Auch Elke Himmelmann, Physiotherapeutin und Osteopathin mit Praxis bei mir um die Ecke, landet bei meiner Frage nach der Morgensteifigkeit durch Östrogenmangel gleich bei ihrem persönlichen Herzensthema: dem Bindegewebe. "Das reagiert stark auf Östrogen – das Hormon fördert unter anderem die Bildung von Kollagen", erklärt sie. "Und weil das Bindegewebe sich durch den ganzen Körper zieht, kommt es bei einigen Frauen in den Wechseljahren zu dieser großen Irritation: Nicht nur einzelne Gelenke, der ganze Körper tut plötzlich weh, und man denkt, man habe eine echt gravierende Erkrankung."

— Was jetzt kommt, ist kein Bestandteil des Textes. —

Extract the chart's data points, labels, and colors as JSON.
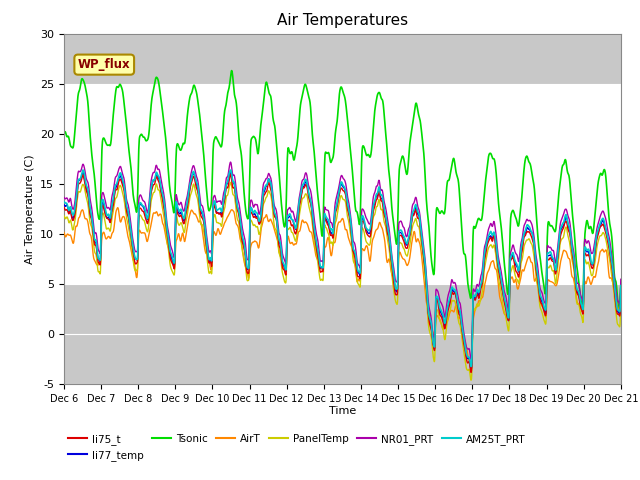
{
  "title": "Air Temperatures",
  "xlabel": "Time",
  "ylabel": "Air Temperature (C)",
  "ylim": [
    -5,
    30
  ],
  "xlim": [
    0,
    360
  ],
  "background_color": "#ffffff",
  "plot_bg_color": "#c8c8c8",
  "white_band": [
    5,
    25
  ],
  "tick_labels": [
    "Dec 6",
    "Dec 7",
    "Dec 8",
    "Dec 9",
    "Dec 10",
    "Dec 11",
    "Dec 12",
    "Dec 13",
    "Dec 14",
    "Dec 15",
    "Dec 16",
    "Dec 17",
    "Dec 18",
    "Dec 19",
    "Dec 20",
    "Dec 21"
  ],
  "tick_positions": [
    0,
    24,
    48,
    72,
    96,
    120,
    144,
    168,
    192,
    216,
    240,
    264,
    288,
    312,
    336,
    360
  ],
  "series": {
    "li75_t": {
      "color": "#dd0000",
      "lw": 1.0
    },
    "li77_temp": {
      "color": "#0000dd",
      "lw": 1.0
    },
    "Tsonic": {
      "color": "#00dd00",
      "lw": 1.2
    },
    "AirT": {
      "color": "#ff8800",
      "lw": 1.0
    },
    "PanelTemp": {
      "color": "#cccc00",
      "lw": 1.0
    },
    "NR01_PRT": {
      "color": "#aa00aa",
      "lw": 1.0
    },
    "AM25T_PRT": {
      "color": "#00cccc",
      "lw": 1.2
    }
  },
  "wp_flux_label": "WP_flux",
  "wp_flux_color": "#880000",
  "wp_flux_bg": "#ffffaa",
  "wp_flux_border": "#aa8800"
}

Was die Morgensteifigkeit natürlich nicht ist, vielmehr lässt sie sich "durch schöne, tägliche Übungsfolgen" gut in den Griff kriegen – da ist sich die Physiotherapeutin mit der Gynäkologin einig. Besonders empfehlenswert findet Elke Himmelmann Yoga: "Das liebt das Bindegewebe, die Faszien werden dabei vom Kopf bis in die Ferse gedehnt, gepflegt und angeregt." Wenn man es dann noch schaffe, sein Gewicht zu halten und sich basisch zu ernähren – zwei Drittel Gemüse, ein Drittel Getreide und möglichst kein Fleisch –, komme zusätzlich noch der Stoffwechsel in Schwung, und der ganze Körper werde besser mit Nährstoffen versorgt.

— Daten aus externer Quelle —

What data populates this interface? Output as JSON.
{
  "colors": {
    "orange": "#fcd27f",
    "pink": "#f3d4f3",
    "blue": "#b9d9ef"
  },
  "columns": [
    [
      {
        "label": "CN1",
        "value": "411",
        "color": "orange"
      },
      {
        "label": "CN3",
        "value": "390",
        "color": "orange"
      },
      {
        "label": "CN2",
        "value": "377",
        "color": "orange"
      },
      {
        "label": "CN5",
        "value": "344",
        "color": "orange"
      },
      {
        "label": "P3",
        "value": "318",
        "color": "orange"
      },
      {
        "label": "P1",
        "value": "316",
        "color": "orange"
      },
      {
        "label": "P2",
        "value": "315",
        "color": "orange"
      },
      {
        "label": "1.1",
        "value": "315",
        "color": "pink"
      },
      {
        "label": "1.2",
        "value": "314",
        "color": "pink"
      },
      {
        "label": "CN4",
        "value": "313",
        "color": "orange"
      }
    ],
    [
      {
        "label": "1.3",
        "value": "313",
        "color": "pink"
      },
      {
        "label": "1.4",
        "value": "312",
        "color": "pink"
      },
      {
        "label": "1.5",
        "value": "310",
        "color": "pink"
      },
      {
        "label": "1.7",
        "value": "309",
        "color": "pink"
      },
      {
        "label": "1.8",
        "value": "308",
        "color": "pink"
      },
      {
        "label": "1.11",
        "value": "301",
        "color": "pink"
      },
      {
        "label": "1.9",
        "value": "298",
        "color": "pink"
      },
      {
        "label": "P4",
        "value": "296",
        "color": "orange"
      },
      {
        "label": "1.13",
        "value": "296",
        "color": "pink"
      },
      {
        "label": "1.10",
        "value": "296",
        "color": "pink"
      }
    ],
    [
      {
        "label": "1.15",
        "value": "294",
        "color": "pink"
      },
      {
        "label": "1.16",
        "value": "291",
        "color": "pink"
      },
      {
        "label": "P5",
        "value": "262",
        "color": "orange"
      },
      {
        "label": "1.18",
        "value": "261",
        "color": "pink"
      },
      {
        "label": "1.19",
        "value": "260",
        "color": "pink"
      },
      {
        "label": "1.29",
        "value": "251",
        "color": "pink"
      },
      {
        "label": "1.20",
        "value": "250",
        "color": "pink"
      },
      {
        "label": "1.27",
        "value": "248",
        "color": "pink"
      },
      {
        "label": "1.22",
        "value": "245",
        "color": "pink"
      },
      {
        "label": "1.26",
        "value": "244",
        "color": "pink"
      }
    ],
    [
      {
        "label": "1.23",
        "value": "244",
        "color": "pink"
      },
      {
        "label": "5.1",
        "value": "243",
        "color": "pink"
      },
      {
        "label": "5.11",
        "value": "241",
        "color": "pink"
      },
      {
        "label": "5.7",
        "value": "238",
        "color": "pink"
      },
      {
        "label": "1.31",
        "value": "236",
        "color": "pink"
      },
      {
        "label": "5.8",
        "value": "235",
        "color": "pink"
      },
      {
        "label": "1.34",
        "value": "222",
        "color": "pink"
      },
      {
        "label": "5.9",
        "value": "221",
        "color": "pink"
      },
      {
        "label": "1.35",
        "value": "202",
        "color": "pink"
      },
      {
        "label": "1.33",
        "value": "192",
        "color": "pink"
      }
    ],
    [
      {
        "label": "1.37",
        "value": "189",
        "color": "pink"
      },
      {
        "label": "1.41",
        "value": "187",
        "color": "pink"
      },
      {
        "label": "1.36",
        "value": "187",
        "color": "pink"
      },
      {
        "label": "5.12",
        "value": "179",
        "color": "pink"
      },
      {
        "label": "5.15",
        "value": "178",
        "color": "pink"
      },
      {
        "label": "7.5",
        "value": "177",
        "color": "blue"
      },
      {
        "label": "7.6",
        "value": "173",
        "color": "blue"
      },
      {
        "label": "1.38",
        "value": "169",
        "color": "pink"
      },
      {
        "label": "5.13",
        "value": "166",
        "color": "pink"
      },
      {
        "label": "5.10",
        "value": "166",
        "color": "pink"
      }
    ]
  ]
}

Leibesübungen, Pflanzenkost und früh ins Bett gehen

Besonders reizvoll ist das alles nicht, aber unterm Strich finde ich das unglamouröse Trio Leibesübungen, Pflanzenkost und früh ins Bett gehen doch einen Tick attraktiver als jeden Morgen stöhnend ins Bad zu humpeln. Ich gehe also wieder öfter ins Yoga-Studio. Und rolle manchmal neben dem Bett und vor dem Duschen die Matte aus, für zwei, drei knarzende Sonnengrüße. Und ja, es tut erstaunlich gut.

Dass mir meine Frauenärztin Wochen später doch noch Östrogen gegen die frisch hinzugekommenen, wirklich sehr störenden Hitzewallungen verschreibt, beendet die Morgensteifigkeit quasi über Nacht. Leider bleibt mit ihr auch mein neuer, zarter Bewegungseifer auf der Strecke: Nichts macht bequemer, als ein Körper, der so richtig schön gar nicht mehr wehtut.